Trump announced that the executive board includes Rubio, presidential special envoy Steve Witkoff, Trump adviser Jared Kushner, and former British Prime Minister Tony Blair.

“I wish the United Nations could do more,” Trump said during a White House news briefing on Jan. 20. “I wish we didn’t need a Board of Peace, but … with all the wars I settled, the United Nations never helped me on one war.”

When a reporter asked the president whether the Board of Peace could replace the U.N., he replied, “It might.”

He said the U.N. has never lived up to its potential but that the U.N. should continue “because the potential is so great.”

“I think the combination of the Board of Peace, with the kind of people we have here, coupled with the United Nations, could be something very, very unique for the world,” Trump said.

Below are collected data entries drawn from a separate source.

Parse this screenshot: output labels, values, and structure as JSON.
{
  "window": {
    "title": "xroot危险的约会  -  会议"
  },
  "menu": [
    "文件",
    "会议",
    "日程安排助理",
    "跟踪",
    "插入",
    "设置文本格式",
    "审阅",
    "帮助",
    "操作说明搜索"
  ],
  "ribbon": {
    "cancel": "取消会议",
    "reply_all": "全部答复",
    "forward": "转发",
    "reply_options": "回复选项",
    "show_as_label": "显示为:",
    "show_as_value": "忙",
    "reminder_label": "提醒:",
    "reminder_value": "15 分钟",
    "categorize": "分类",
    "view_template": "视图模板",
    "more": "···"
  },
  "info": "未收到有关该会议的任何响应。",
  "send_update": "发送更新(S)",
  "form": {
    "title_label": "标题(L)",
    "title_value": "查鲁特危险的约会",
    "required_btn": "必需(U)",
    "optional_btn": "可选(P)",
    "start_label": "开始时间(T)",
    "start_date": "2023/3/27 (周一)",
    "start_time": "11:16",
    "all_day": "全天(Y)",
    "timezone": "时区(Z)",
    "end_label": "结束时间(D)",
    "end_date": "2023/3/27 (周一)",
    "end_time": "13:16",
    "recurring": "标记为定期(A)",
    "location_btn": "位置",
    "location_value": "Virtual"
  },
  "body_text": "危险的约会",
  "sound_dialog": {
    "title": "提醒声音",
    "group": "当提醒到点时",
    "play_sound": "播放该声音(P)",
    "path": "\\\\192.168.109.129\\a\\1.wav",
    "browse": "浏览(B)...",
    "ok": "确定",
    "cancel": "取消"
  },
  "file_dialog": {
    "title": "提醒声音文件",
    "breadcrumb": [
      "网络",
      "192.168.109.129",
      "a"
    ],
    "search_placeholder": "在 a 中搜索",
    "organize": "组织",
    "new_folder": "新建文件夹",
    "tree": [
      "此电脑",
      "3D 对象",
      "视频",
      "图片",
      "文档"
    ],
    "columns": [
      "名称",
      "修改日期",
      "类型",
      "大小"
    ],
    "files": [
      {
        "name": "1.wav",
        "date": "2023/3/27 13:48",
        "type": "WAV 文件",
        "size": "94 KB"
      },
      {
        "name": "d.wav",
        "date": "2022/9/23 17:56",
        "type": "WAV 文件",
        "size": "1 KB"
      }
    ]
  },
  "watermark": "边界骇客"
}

Rovinsky said he believes that the Trump administration is frustrated with the U.N. and views it as an institution that has a noble purpose but that has become ineffective at best and destructive at worst.

“I think Trump is concerned with his legacy and would like to see if he can put together an alternative international organization that may be more effective and authentic in promoting global peace initiatives,” he said.

Meanwhile, the U.N. is observing how the Board of Peace develops.

“We would have to see in terms of details what the Board of Peace becomes as it actually is established to know what sort of relationship we would have with it,” deputy U.N. spokesperson Farhan Haq said on Jan. 19.

China said on Jan. 21 that it had received an invitation to join the Board of Peace but that it had reaffirmed its commitment to the U.N.